Um outro caminho possível é acolhermos nossas aflições, procurando não evitá-las ou tratá-las como inimigas.

Nota do editor: este texto é um trecho do livro Alegre Sabedoria, de Yongey Mingyur Rinpoche, respeitado mestre de meditação tibetana. Ele foi traduzido e publicado pela editora Lúcida Letra, do Vitor Barreto, amigo e autor publicado no PapodeHomem. É parte de uma nova parceria, que nasce do respeito que temos pelo trabalho da editora, que promove um conteúdo de florescimento humano que o PapodeHomem apoia. 

* * *


Quando eu tinha onze anos, saí do monastério do meu pai no Nepal e fui enviado para o monastério Sherab Ling, na Índia, em uma viagem de quase 5 mil quilômetros, para iniciar estudos rigorosos em filosofia e prática budista.

Era a minha primeira viagem para longe de casa e da família e a minha primeira experiência em um avião.
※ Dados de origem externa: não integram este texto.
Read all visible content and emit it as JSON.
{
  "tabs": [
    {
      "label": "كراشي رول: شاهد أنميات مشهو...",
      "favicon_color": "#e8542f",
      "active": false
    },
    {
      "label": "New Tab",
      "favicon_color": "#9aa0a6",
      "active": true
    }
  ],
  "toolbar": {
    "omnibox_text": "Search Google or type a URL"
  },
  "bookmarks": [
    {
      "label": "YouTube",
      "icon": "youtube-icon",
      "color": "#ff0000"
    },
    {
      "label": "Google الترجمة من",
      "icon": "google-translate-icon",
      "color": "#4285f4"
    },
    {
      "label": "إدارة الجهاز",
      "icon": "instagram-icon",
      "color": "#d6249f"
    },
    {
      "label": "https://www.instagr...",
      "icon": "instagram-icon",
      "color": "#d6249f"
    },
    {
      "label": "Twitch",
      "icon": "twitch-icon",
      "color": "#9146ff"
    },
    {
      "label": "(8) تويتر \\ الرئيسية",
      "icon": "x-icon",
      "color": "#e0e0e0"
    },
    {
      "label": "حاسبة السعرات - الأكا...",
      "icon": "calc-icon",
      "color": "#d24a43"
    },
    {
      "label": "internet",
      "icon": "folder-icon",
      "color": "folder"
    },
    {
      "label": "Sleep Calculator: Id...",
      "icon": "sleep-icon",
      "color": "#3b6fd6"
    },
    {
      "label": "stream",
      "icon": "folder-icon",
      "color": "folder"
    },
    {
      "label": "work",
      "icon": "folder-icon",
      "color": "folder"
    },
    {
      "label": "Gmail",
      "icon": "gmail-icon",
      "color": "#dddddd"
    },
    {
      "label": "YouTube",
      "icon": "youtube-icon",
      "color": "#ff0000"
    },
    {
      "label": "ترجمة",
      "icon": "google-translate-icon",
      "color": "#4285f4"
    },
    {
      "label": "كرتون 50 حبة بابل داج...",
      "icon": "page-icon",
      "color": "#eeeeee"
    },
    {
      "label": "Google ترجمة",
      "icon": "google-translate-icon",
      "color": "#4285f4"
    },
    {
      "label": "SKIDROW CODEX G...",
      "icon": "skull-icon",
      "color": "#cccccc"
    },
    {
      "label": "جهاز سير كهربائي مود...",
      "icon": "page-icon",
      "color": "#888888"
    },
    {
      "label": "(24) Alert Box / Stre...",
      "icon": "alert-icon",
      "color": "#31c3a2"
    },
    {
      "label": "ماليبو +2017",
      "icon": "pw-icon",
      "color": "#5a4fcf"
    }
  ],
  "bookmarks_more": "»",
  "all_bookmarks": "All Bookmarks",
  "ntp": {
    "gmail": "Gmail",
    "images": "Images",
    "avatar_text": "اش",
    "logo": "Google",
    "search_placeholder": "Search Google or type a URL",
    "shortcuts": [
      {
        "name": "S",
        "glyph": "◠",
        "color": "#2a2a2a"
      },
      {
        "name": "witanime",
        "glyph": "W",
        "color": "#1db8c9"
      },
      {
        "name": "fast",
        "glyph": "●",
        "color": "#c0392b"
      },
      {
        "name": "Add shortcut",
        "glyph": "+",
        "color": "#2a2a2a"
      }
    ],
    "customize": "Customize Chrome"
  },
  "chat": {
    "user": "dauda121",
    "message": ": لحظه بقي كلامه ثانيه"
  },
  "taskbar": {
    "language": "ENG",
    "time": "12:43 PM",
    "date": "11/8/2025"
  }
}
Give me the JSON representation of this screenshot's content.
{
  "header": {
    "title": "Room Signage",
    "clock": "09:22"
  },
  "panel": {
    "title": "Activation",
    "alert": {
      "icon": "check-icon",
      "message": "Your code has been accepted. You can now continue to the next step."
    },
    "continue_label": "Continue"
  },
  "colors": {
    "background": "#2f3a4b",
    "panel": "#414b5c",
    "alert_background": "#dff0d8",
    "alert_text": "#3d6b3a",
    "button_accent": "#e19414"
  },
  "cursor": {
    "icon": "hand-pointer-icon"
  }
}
Ao embarcar num voo de Katmandu para Delhi na companhia de um monge mais velho, que era meu acompanhante, fui tomado pelo terror.

O que aconteceria se o avião repentinamente perdesse a sua potência ou fosse atingido por um raio? As imagens do avião caindo do céu e se espatifando no chão enchiam minha cabeça, e me agarrei nos braços da cadeira com tanta força que as palmas das mãos doíam. O sangue correu para o meu rosto quando o avião decolou e me sentei rígido e suando no meu assento.

Vendo o meu desconforto, um homem sentado ao meu lado me disse, sorrindo e com a confiança de um viajante experiente, que não havia realmente nada com que me preocupar, pois o avião era bastante seguro. E uma vez que o voo era curto, de apenas uma hora, estaríamos aterrissando antes mesmo que eu pudesse perceber.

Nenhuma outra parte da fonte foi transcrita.